Invasion hits food suppliers

C&I Issue 4, 2022

Read time: 2-3 mins

Anthony King

Disruption of fertiliser supplies arising from the Russian invasion of Ukraine could lead to higher food prices, according to industry experts.

Russia accounts for 23% of the global ammonia export market, 14% of urea, 21% of potash and 10% of phosphates, notes M. P. Sukumaran Nair, Director of the Centre for Green Technology and Management in Cochin, India. The Black Sea ports of Yuzhne and Odesa are important destinations for piped ammonia from Russia. Also, Belarus, sanctioned by Western governments, is the largest producer of potash in the world, after Canada and Russia.

Export/import restrictions and the rise in energy prices are pushing up fertiliser prices around the world. Fossil fuels power the energy intensive Haber-Bosch process to make ammonia, the main ingredient of nitrogen-based fertiliser.

‘This is really a continuation of a two-year disruption in the production of fertilisers,’ says Yiorgos Gadanakis, an agricultural economist at the University of Reading, UK. First, the Covid-19 pandemic disrupted fertiliser production. Second, energy prices surged when economies reopened after pandemic restrictions were lifted. Some fertiliser manufacturers, deciding gas prices were too high, then opted to shutter or reduce production.

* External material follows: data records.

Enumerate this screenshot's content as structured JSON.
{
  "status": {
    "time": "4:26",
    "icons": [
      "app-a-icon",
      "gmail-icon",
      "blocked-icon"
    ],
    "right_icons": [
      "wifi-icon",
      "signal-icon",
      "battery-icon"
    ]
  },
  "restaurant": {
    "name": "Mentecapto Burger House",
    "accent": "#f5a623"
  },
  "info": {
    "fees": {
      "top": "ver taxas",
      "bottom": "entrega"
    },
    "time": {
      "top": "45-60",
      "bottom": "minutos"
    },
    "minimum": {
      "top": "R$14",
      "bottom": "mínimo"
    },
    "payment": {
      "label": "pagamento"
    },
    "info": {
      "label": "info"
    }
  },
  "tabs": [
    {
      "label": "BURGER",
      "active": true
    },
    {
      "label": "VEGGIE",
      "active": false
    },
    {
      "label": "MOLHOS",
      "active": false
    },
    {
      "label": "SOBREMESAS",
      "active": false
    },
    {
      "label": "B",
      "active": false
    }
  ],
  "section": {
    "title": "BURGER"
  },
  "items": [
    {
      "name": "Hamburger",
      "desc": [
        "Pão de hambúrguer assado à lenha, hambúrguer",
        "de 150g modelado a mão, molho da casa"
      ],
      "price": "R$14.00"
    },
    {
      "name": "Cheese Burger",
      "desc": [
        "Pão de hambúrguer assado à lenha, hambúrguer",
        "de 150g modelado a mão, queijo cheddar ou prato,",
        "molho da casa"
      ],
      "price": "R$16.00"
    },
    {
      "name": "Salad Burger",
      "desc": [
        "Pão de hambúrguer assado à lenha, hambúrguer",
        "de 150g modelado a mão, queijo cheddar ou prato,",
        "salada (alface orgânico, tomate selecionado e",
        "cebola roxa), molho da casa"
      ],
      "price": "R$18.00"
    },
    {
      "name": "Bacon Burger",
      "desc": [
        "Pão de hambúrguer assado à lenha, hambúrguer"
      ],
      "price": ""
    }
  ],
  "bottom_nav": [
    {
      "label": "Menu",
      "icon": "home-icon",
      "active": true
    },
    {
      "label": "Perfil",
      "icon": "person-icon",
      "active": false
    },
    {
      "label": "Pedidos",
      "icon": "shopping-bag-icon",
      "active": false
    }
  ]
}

Gadanakis suspects that yields may drop as farmers opt not to use the same amount of fertiliser on their crops, while fertiliser price will impact which crops farmers will sow for this coming year. Ammonium nitrate prices climbed from £650 in early March 2022 to £1000 by the end of the month.

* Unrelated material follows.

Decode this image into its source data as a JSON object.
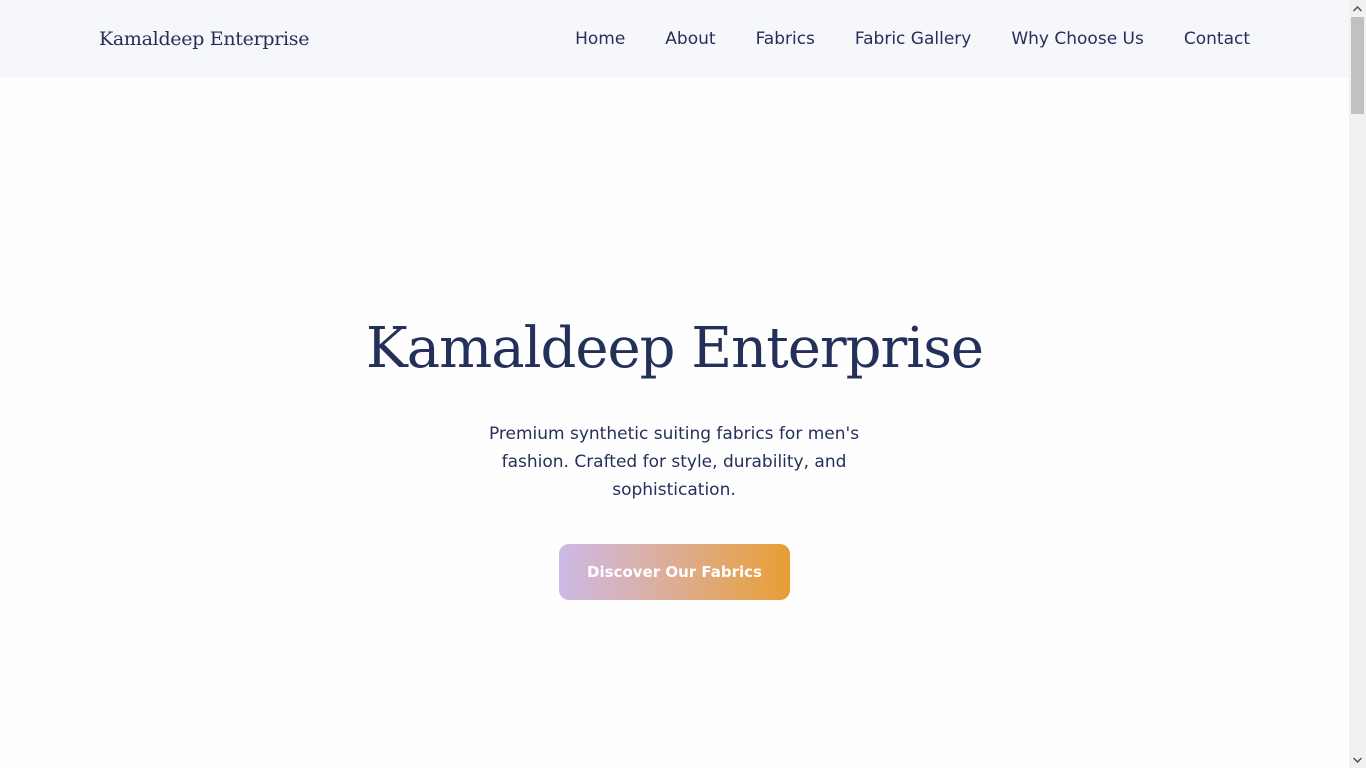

Together, Russia and Belarus account for 40% of potash production. Since Russia invaded its neighbour on 24 February 2022, there has been increased interest in Canada as a supplier of this potassium-rich mineral.

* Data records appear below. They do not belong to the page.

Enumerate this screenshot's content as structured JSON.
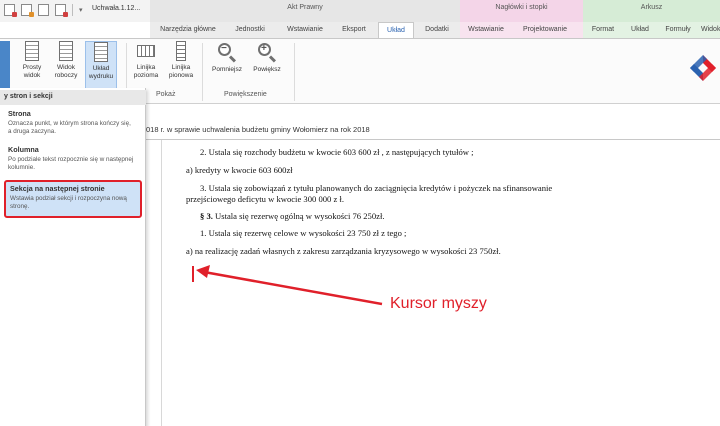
{
  "window": {
    "document_title": "Uchwała.1.12...",
    "qat_dropdown": "▾"
  },
  "context_groups": {
    "akt_prawny": "Akt Prawny",
    "naglowki": "Nagłówki i stopki",
    "arkusz": "Arkusz"
  },
  "tabs": [
    {
      "label": "Narzędzia główne"
    },
    {
      "label": "Jednostki"
    },
    {
      "label": "Wstawianie"
    },
    {
      "label": "Eksport"
    },
    {
      "label": "Układ"
    },
    {
      "label": "Dodatki"
    },
    {
      "label": "Wstawianie"
    },
    {
      "label": "Projektowanie"
    },
    {
      "label": "Format"
    },
    {
      "label": "Układ"
    },
    {
      "label": "Formuły"
    },
    {
      "label": "Widok"
    }
  ],
  "ribbon": {
    "buttons": {
      "prosty_widok": "Prosty widok",
      "widok_roboczy": "Widok roboczy",
      "uklad_wydruku": "Układ wydruku",
      "linijka_pozioma": "Linijka pozioma",
      "linijka_pionowa": "Linijka pionowa",
      "pomniejsz": "Pomniejsz",
      "powieksz": "Powiększ"
    },
    "groups": {
      "pokaz": "Pokaż",
      "powiekszenie": "Powiększenie"
    }
  },
  "dropdown": {
    "header": "y stron i sekcji",
    "items": [
      {
        "title": "Strona",
        "desc": "Oznacza punkt, w którym strona kończy się, a druga zaczyna."
      },
      {
        "title": "Kolumna",
        "desc": "Po podziale tekst rozpocznie się w następnej kolumnie."
      },
      {
        "title": "Sekcja na następnej stronie",
        "desc": "Wstawia podział sekcji i rozpoczyna nową stronę."
      }
    ]
  },
  "breadcrumb": "018 r. w sprawie uchwalenia budżetu gminy Wołomierz na rok 2018",
  "document": {
    "lines": [
      "2. Ustala się  rozchody budżetu w kwocie 603 600 zł , z następujących tytułów ;",
      "a) kredyty w kwocie 603 600zł",
      "3. Ustala się zobowiązań z tytułu planowanych do zaciągnięcia kredytów i pożyczek na  sfinansowanie",
      "przejściowego deficytu w kwocie 300 000 z ł.",
      "§ 3. Ustala się  rezerwę ogólną w wysokości 76 250zł.",
      "1. Ustala się  rezerwę celowe w wysokości 23 750 zł z tego ;",
      "a) na realizację zadań własnych z zakresu zarządzania kryzysowego w wysokości 23 750zł."
    ],
    "bold_prefix_par3": "§ 3.",
    "par3_rest": " Ustala się  rezerwę ogólną w wysokości 76 250zł."
  },
  "annotation": {
    "callout": "Kursor myszy",
    "color": "#e0202a"
  }
}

‘Potassium availability is a quirk of nature and geological history,’ says John Hammond, a crop scientist at Reading. ‘For Belarus, it just happens to be where those deposits are, and for Russia, it has this huge land area.’ He notes the UK is fairly self-sufficient due to a potash mine near Boulby, northeast England.

Other countries are not so fortunate. India imports almost all its potash and phosphate fertiliser, with 20 to 25% coming from Russia and Belarus. India is also the world’s largest urea importer, mostly from China, Oman, Ukraine and Egypt, notes Nair.

The rising cost of urea, however, will be borne by the Indian government, as it is under a pricing mechanism – putting additional strain on the exchequer. The government will subsidise nitrogen-phosphorus-potassium and potash for its farmers, but they will still face higher costs here. ‘Even before the war, there was an increase in gas prices and therefore an increase in ammonia prices,’ says Nair.

Hammond says the crisis should further spur efforts towards more environmentally friendly farming practices, such as including more nitrogen-fixing legumes in crop rotations and implementing technologies that adjust the application of nitrogen to where it’s needed in a crop field. ‘This is an opportunity to reconsider how we produce crops,’ adds Gadanakis.

It is expected that grain prices will shoot up, as both Russia and Ukraine are major exporters of maize and wheat. ‘We won’t have the supply that we need to meet demand, especially in north Africa and other developing countries,’ says Gadanakis. In developed countries, there is unlikely to be problems procuring produce, but prices will go up.

Farmers must make decisions based on costs, but also expected prices come harvest time. ‘While you get a premium for making breadmaking quality wheat, you need to put more nitrogen on the crop to make sure the protein content is high enough,’ explains Hammond. ‘Farmers right now are making those risk calculations.’

Typically, 6kg of grain is needed to pay for 1kg of nitrogen fertiliser, but the rise in fertiliser prices pushed this ratio up to 10kg of grain in the UK. Nonetheless, as the price of grain rises, the ratio might come down again. An end result will be higher food prices, higher inflation and further pressure on low-income consumers.

‘A good benchmark is probably 2008, when we had a global economic crisis, and that led to price rises and riots and civil disturbances in some countries,’ says Hammond.